A lot of that responsibility lies with the Federal Reserve. If the Fed reacts to the first sign of wage growth by raising interest rates, it may dampen the labor market recovery that is empowering workers, while continued Fed patience could aid the middle-class wage recovery. The president and officials in his administration do not talk about this very much, in part because Fed decisions are out of their hands. When members of Congress talk about it, it’s usually because they’d like the Fed to tighten sooner, which would make the middle class worse off.

Another way Washington can push up wages is by making it easier to work less.
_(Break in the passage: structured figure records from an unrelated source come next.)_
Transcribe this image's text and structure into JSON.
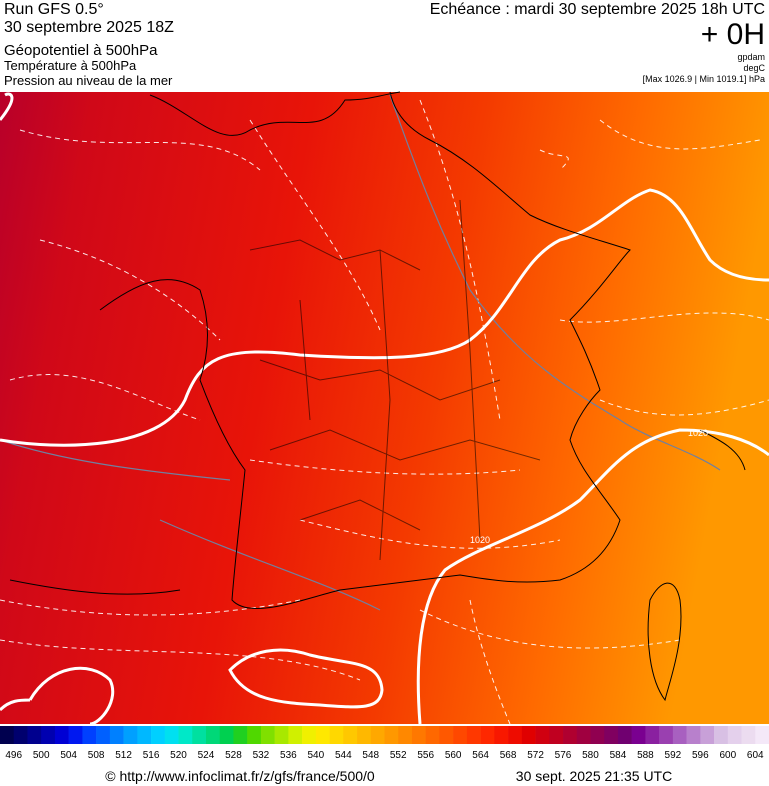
{
  "header": {
    "run": "Run GFS 0.5°",
    "date": "30 septembre 2025 18Z",
    "field1": "Géopotentiel à 500hPa",
    "field2": "Température à 500hPa",
    "field3": "Pression au niveau de la mer",
    "deadline": "Echéance : mardi 30 septembre 2025 18h UTC",
    "offset": "+ 0H",
    "unit1": "gpdam",
    "unit2": "degC",
    "pressure_range": "[Max 1026.9 | Min 1019.1] hPa"
  },
  "map": {
    "contour_labels": [
      "1020",
      "1020"
    ]
  },
  "legend": {
    "labels": [
      496,
      500,
      504,
      508,
      512,
      516,
      520,
      524,
      528,
      532,
      536,
      540,
      544,
      548,
      552,
      556,
      560,
      564,
      568,
      572,
      576,
      580,
      584,
      588,
      592,
      596,
      600,
      604
    ],
    "colors": [
      "#00004f",
      "#00006e",
      "#00008e",
      "#0000b0",
      "#0000d4",
      "#0018f0",
      "#0040ff",
      "#0060ff",
      "#0080ff",
      "#00a0ff",
      "#00b8ff",
      "#00d0ff",
      "#00e0f0",
      "#00e8c8",
      "#00e0a0",
      "#00d878",
      "#00d050",
      "#20d020",
      "#50d800",
      "#80e000",
      "#a8e800",
      "#d0f000",
      "#f0f000",
      "#ffe800",
      "#ffd800",
      "#ffc800",
      "#ffb800",
      "#ffa800",
      "#ff9800",
      "#ff8800",
      "#ff7800",
      "#ff6800",
      "#ff5800",
      "#ff4800",
      "#ff3800",
      "#ff2800",
      "#f81800",
      "#ee0c00",
      "#e00000",
      "#d00010",
      "#c00020",
      "#b00030",
      "#a00040",
      "#900050",
      "#800060",
      "#700070",
      "#7a0090",
      "#8a20a0",
      "#9a40b0",
      "#a860c0",
      "#b880cc",
      "#c8a0d8",
      "#d8c0e4",
      "#e4d0ec",
      "#ecdcf0",
      "#f4e8f8"
    ]
  },
  "footer": {
    "url": "© http://www.infoclimat.fr/z/gfs/france/500/0",
    "timestamp": "30 sept. 2025 21:35 UTC"
  }
}
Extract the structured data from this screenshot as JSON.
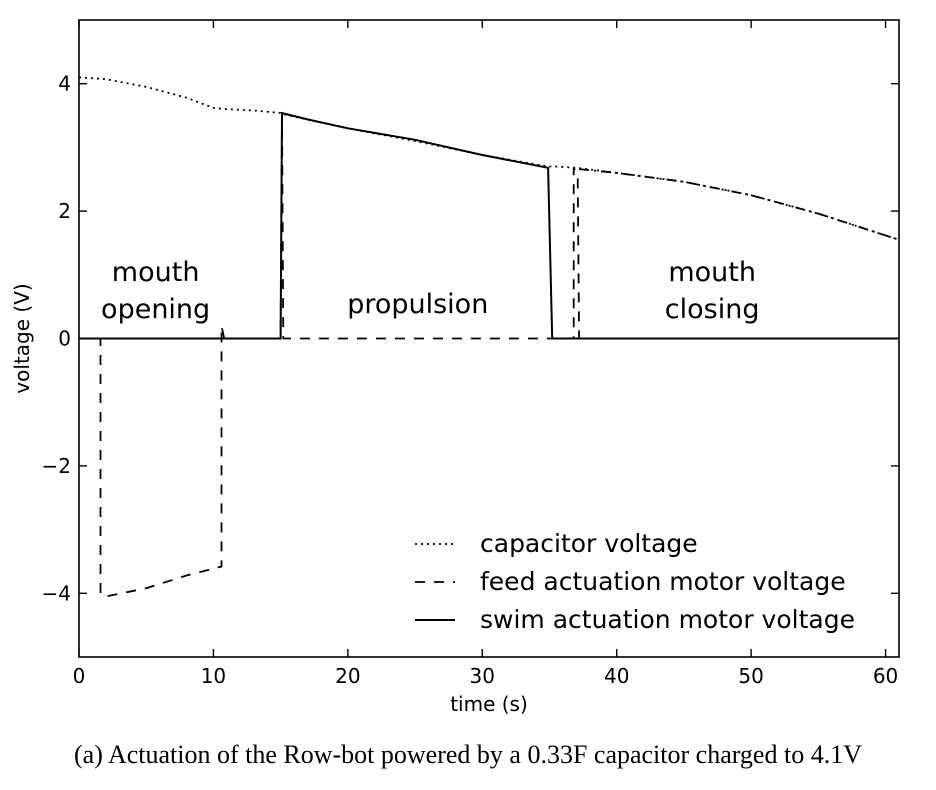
{
  "chart_data": {
    "type": "line",
    "xlabel": "time (s)",
    "ylabel": "voltage (V)",
    "xlim": [
      0,
      61
    ],
    "ylim": [
      -5,
      5
    ],
    "xticks": [
      0,
      10,
      20,
      30,
      40,
      50,
      60
    ],
    "yticks": [
      -4,
      -2,
      0,
      2,
      4
    ],
    "grid": false,
    "legend_position": "lower-right",
    "series": [
      {
        "name": "capacitor voltage",
        "style": "dotted",
        "color": "#000000",
        "points": [
          [
            0,
            4.1
          ],
          [
            2,
            4.07
          ],
          [
            5,
            3.95
          ],
          [
            8,
            3.78
          ],
          [
            10,
            3.62
          ],
          [
            11,
            3.6
          ],
          [
            13,
            3.58
          ],
          [
            15,
            3.54
          ],
          [
            15.2,
            3.52
          ],
          [
            20,
            3.3
          ],
          [
            25,
            3.1
          ],
          [
            30,
            2.88
          ],
          [
            34.9,
            2.7
          ],
          [
            35.5,
            2.7
          ],
          [
            37,
            2.68
          ],
          [
            40,
            2.6
          ],
          [
            45,
            2.46
          ],
          [
            50,
            2.25
          ],
          [
            55,
            1.96
          ],
          [
            61,
            1.55
          ]
        ]
      },
      {
        "name": "feed actuation motor voltage",
        "style": "dashed",
        "color": "#000000",
        "points": [
          [
            0,
            0
          ],
          [
            1.6,
            0
          ],
          [
            1.6,
            -4.02
          ],
          [
            2,
            -4.05
          ],
          [
            5,
            -3.92
          ],
          [
            8,
            -3.72
          ],
          [
            10.6,
            -3.58
          ],
          [
            10.6,
            0.2
          ],
          [
            10.8,
            0
          ],
          [
            15,
            0
          ],
          [
            15.1,
            3.52
          ],
          [
            15.2,
            0
          ],
          [
            36.8,
            0
          ],
          [
            36.8,
            2.68
          ],
          [
            37.1,
            2.55
          ],
          [
            37.2,
            0
          ],
          [
            61,
            0
          ]
        ]
      },
      {
        "name": "swim actuation motor voltage",
        "style": "solid",
        "color": "#000000",
        "points": [
          [
            0,
            0
          ],
          [
            15,
            0
          ],
          [
            15.1,
            3.54
          ],
          [
            17,
            3.44
          ],
          [
            20,
            3.3
          ],
          [
            25,
            3.12
          ],
          [
            30,
            2.88
          ],
          [
            34.9,
            2.68
          ],
          [
            35.2,
            0
          ],
          [
            61,
            0
          ]
        ]
      },
      {
        "name": "",
        "style": "dashdot",
        "color": "#000000",
        "points": [
          [
            37.2,
            2.66
          ],
          [
            40,
            2.6
          ],
          [
            45,
            2.46
          ],
          [
            50,
            2.25
          ],
          [
            55,
            1.96
          ],
          [
            61,
            1.55
          ]
        ]
      }
    ],
    "annotations": [
      {
        "id": "mouth-opening",
        "lines": [
          "mouth",
          "opening"
        ],
        "x": 5.7,
        "y": [
          0.9,
          0.32
        ]
      },
      {
        "id": "propulsion",
        "lines": [
          "propulsion"
        ],
        "x": 25.2,
        "y": [
          0.4
        ]
      },
      {
        "id": "mouth-closing",
        "lines": [
          "mouth",
          "closing"
        ],
        "x": 47.1,
        "y": [
          0.9,
          0.32
        ]
      }
    ]
  },
  "caption": "(a) Actuation of the Row-bot powered by a 0.33F capacitor charged to 4.1V"
}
The Affordable Care Act is already doing this by decoupling health insurance from full-time work, making it affordable for more parents to work part-time and more workers to retire before they reach Medicare eligibility at 65. If people no longer feel the need to work just for the health benefits, employers will have to induce them into the labor market with higher wages or other improvements.

But right now, the best middle-class economic agenda might be to do no harm: Let the positive trends on job growth and gas prices continue, watch them flow through to wages, and hope the Federal Reserve doesn’t get in the way and that Congress and the president can keep policy at an approximate status quo without government shutdowns or other manufactured crises. It’s not a very ambitious agenda, but it’s one that could produce materially higher living standards for Americans over the next two years.